Unfortunately, part of the challenge for young people in many cases—and I think we see more of this now with this generation than we have with previous generations—is, for whatever reason, a reluctance to get their driver's licence. Particularly in those traditional trades that the member for MacKillop has mentioned—if we are talking about carpenters, plumbers or sparkies who, when they are doing their apprenticeship, potentially have a different workplace almost every day—it is important that they not only have their licence but have access to a car.

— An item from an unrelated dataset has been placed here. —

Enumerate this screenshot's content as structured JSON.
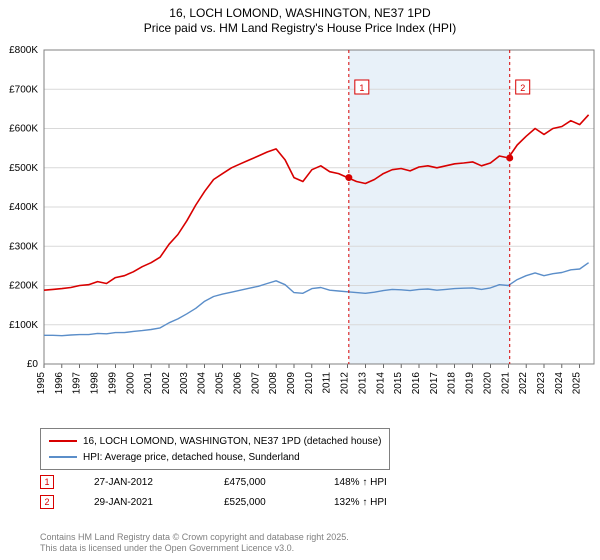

This has been something that has been raised with me as the Minister for Training and Skills for a number of years, not just by the member for MacKillop but by organisations like the Master Builders Association as well who are having conversations with the employers that they represent. They say that often they get to the point with the young person who is about to sign up to an apprenticeship—they have gone through that process and then they ask what is often the final question about whether or not they have a licence and access to a car, because they are going to need to drive to the worksite. They say no they don't, and that's the end of it right there. Of course, that is a huge loss for the apprentice, and the opportunity that that apprenticeship presented for them, it is a huge loss to the employer, of course, and for the state as well.

So we have been looking at what we can do. There are a couple of things that we currently offer through the Construction Industry Training Board (CITB). They have a career-driven program as part of the Doorways2Construction program, which many members in this chamber might be aware of. It gives high school students the opportunity to actually work on a worksite and get a cert II. I was recently out in the member for Ramsay's electorate where some students from a school out there had refurbished a Housing Trust property so that it was ready for tenants as part of Doorways2Construction. They will get five free hours of driving lessons, which I think is excellent and really important. I am keen, though, to discuss with the member for MacKillop—and I have been having these conversations with the Master Builders Association—what else we can do.

It is true we don't offer the program that the member for MacKillop refers to that other states do. I think it is a matter of us having a look at what is the best method of attracting young people into those apprenticeships and making sure they can actually take them up. I think a lot of work probably needs to be done with schools, with high schools as well, in terms of having conversations with young people around why they are choosing not to get their driver's licence, because that is the big change that I am seeing.

Some important work needs to happen around making sure those young people understand at the age they can start getting their Ls, and getting their hours up, that a future job might be at risk if they don't go ahead and have that, particularly given that we are doing a lot as a state and as a government to encourage people who might otherwise have thought that a university pathway was the only option to take a VET pathway as well—and obviously a licence is important. So I am happy to continue discussions with the member for MacKillop and see what we can do. It is a very important issue.